The Editorial Executive Committee welcomes letters, which should be less than 250 words. Before a decision to publish is made, letters which refer to a published article may be sent to the author for a response. Any letter may be sent to an expert for comment. When letters are published, they are usually accompanied in the same issue by their responses or comments. The Committee screens out discourteous, inaccurate or libellous statements. The letters are sub-edited before publication. Authors are required to declare any conflicts of interest. The Committee's decision on publication is final.

Letters to the editor

Editor, – In Australian Prescriber Vol. 16 No. 4, there are two letters by A.W. Hartwig ('Letters' Aust Prescr 1993;16:76). In a reply to one of these, regarding malaria prophylaxis, Drs I. Riley and A. Cooper state that `... doxycycline is sufficient to suppress P. falciparum but not other species'. In the very next letter, Dr A. Broomhead, after apparently confirming that 'Doxycycline is indicated ... as chemoprophylaxis for malaria caused by P. falciparum', then states that 'Doxycycline is only able to suppress malaria caused by P. vivax'.

Are those not contradictory statements, or is it just that we are suffering from an epidemic of the 'miller's beautiful daughter/beautiful miller's daughter' syndrome of A.W. Hartwig's first letter?

It is quite possible to use words to express unambiguously exactly what is meant. What are the word 'suppress' and the placing of the word 'only' meant to indicate?

In 'suppressing' the malarial parasites, does doxycycline actually kill P. falciparum as opposed to 'only' inhibiting the growth of P. vivax? Or does it suppress 'only' P. vivax and not P. falciparum?

Could I please ask for clarification?

A.G. Moskwa
Senior Lecturer
School of Pharmacy and Medical Sciences
University of South Australia
Adelaide, S.A.


Editor, – In reply to the letter from Dr Hartwig (Aust Prescr 1993;16:76), it has been mentioned that doxycycline 50 mg daily is sufficient to suppress P. falciparum but not other species, whereas in the letter from Dr A. Broomhead the last line says 'Doxycycline is only able to suppress malaria caused by P. vivax.'

Dr A.S. Deshpande
Ahmedabad, India

Editor's comment

The following response has been prepared by the Editor after consultation with Professor K. Rieckmann, Army Malaria Research Unit, Professor I. Riley and Dr A. Broomhead:

Certain terms have acquired specific meanings and are well established in the literature of antimalarial chemotherapy and chemoprophylaxis.1

- Suppressive prophylaxis is the effective prevention of acute attacks of malaria by the action of drugs against the asexual blood forms only.

- Causal prophylaxis is the effective prevention of acute attacks of malaria by the action of drugs against the sporozoite or against the preerythrocytic stages.

Parasites can be present in the bloodstream, but not be detectable on light microscopy (subpatent infection) and not cause clinical malaria. A suppressive prophylactic can be effective but permit subpatent infection. Without the aid of more sensitive tests, evidence of subpatent infection can only be obtained when subjects experience 'breakthrough' while still taking the drug or recrudescence after ceasing the drug.
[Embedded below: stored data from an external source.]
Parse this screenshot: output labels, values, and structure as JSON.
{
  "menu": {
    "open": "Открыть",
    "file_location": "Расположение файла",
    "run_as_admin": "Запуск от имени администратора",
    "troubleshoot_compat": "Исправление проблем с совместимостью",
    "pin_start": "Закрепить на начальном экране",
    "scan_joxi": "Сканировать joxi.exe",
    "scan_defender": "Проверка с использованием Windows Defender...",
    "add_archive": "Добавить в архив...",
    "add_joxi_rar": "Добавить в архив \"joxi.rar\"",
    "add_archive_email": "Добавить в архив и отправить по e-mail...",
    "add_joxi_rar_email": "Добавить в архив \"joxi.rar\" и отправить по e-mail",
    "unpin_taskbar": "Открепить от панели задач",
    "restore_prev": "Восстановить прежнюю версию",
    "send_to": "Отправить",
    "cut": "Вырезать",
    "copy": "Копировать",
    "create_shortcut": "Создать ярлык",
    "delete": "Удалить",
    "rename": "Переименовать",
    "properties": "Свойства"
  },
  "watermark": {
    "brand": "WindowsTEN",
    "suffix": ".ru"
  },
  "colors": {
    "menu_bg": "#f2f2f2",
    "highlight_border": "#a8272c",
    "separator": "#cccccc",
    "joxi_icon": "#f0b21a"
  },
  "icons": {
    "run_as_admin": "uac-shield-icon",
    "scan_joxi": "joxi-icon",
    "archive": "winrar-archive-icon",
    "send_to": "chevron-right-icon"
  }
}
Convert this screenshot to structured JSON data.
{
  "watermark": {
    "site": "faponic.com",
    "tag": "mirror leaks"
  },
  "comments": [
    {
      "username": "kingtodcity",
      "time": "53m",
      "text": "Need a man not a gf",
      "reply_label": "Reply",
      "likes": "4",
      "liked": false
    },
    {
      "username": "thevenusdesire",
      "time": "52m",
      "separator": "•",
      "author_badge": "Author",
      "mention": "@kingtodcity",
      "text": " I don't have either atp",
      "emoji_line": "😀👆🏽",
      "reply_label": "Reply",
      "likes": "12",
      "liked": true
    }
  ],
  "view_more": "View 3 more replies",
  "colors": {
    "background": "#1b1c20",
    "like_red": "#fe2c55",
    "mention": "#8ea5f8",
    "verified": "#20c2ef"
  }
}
Doxycycline acts against the asexual erythrocytic stages of P. falciparum and P. vivax. It has only slight activity against the preerythrocytic stages of P. vivax and has recently been shown not to be uniformly effective against the preerythrocytic stages of P. falciparum. As the drug is not active against the dormant tissue forms (hypnozoites) of P. vivax, relapse may occur after cessation of doxycycline prophylaxis.

A dose of 100 mg doxycycline daily can be expected to suppress both P. falciparum and P. vivax malaria by acting against asexual blood, but not tissue, forms. At a dose of 50 mg, P. falciparum is suppressed, but breakthroughs of P. vivax are known to occur.2 As chloroquine resistance in P. vivax is still rare, the combination of doxycycline and chloroquine is logical for travellers to areas where P. falciparum and P. vivax co-exist.

Hypnozoites are not affected by either drug so relapses of P. vivax may occur after therapy has been stopped. P. vivax relapse can only be prevented by an 8-aminoquinoline such as primaquine. This drug can be taken by travellers after return from overseas if there has been a heavy exposure to malaria.

References

  1. Desjardins RE, Doberstyn EB, Wernsdorfer WH. The treatment and prophylaxis of malaria. In: Wernsdorfer WH, McGregor I, editors. Malaria: principles and practice of malariology. Edinburgh: Churchill Livingstone, 1988:827-64.
  2. Pang L, Limsomwong N, Singharaj P. Prophylactic treatment of vivax and falciparum malaria with low dose doxycycline. J Infect Dis 1988;158:1124-7.